Adam and Katie passed Smellie, as he stood at "the plate", without the slightest recognition on either side. They occupied their accustomed seat, but sat alone. Those who ordinarily filled the pew suffered from cold or conscience, and so were either absent or seated elsewhere. One may guess what sort of sermon Mr. Porteous preached from the text, "Beware of evil doers". The personal reference to the Sergeant was like a theme pervading his overture; or as an idea not so much directly expressed as indirectly insinuated from first to last. The argument was a huge soap-bubble of what he called "principle" blown from his pipe until he could blow no longer, and which when fully developed he contemplated with admiration, as if it were a glorious globe of thought that must necessarily be heavenly because reflecting to his eyes the colours of the rainbow. His picture of the danger of the times in which he lived was very vivid, and his hopes of any improvement very small. The history of society seemed but a record of degeneracy since the first century of the Christian era. But whoever proved a traitor, he himself, he said, would still earnestly contend for the faith once delivered to the saints; and his trumpet, at least, should never give an uncertain sound; and he would hold fast the form of sound words:--and so on he went until his forty-five minutes were ended.

That the preacher was perfectly sincere, no one could doubt.

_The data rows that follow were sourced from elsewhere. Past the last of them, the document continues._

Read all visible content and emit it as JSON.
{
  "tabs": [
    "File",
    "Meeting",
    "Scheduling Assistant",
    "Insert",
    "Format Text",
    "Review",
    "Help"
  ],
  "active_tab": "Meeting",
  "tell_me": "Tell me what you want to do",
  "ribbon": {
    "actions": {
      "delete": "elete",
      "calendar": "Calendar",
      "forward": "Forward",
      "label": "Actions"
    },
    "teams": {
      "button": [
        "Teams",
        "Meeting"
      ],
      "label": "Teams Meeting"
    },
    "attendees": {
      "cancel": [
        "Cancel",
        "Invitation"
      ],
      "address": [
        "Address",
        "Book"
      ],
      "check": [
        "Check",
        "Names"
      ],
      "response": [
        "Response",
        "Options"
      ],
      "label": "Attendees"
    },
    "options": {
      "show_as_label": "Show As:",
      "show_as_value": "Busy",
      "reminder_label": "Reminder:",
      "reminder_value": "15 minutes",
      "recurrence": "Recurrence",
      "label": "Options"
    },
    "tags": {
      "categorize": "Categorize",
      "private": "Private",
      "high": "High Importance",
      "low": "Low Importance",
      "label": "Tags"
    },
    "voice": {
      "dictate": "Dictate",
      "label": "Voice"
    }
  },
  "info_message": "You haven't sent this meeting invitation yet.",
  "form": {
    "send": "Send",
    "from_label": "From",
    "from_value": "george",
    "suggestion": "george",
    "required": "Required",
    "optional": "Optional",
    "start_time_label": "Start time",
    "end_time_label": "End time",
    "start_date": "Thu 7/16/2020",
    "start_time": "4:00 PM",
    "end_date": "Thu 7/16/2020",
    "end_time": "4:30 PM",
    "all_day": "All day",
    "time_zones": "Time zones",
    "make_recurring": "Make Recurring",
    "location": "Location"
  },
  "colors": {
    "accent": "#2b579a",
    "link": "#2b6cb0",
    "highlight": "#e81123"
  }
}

He was no coward, or make-believe, but was thoroughly convinced. He would at any time have given up his "all" for his "principles", and given his body even to be burned for them without fear--yet possibly "without charity".

We do not condemn Mr. Porteous's "principles". They were, most of them, what might be called Christian truisms, which no one believing in the supreme authority of the Bible, far less any parish minister, could dispute. But the practical application of his principles by the minister on certain occasions, as on this one, might be questioned. He might also have considered whether there were not many other Bible and Christian principles of wider import and deeper spiritual meaning, than those he contended for, and gave such prominence to, not excluding but including his special favourites, which he required to know before he could really understand or truly apply those even which he so tenaciously held and so frequently expounded. Half truths are untruths. A man who always tried to stand on his head might be as well without one.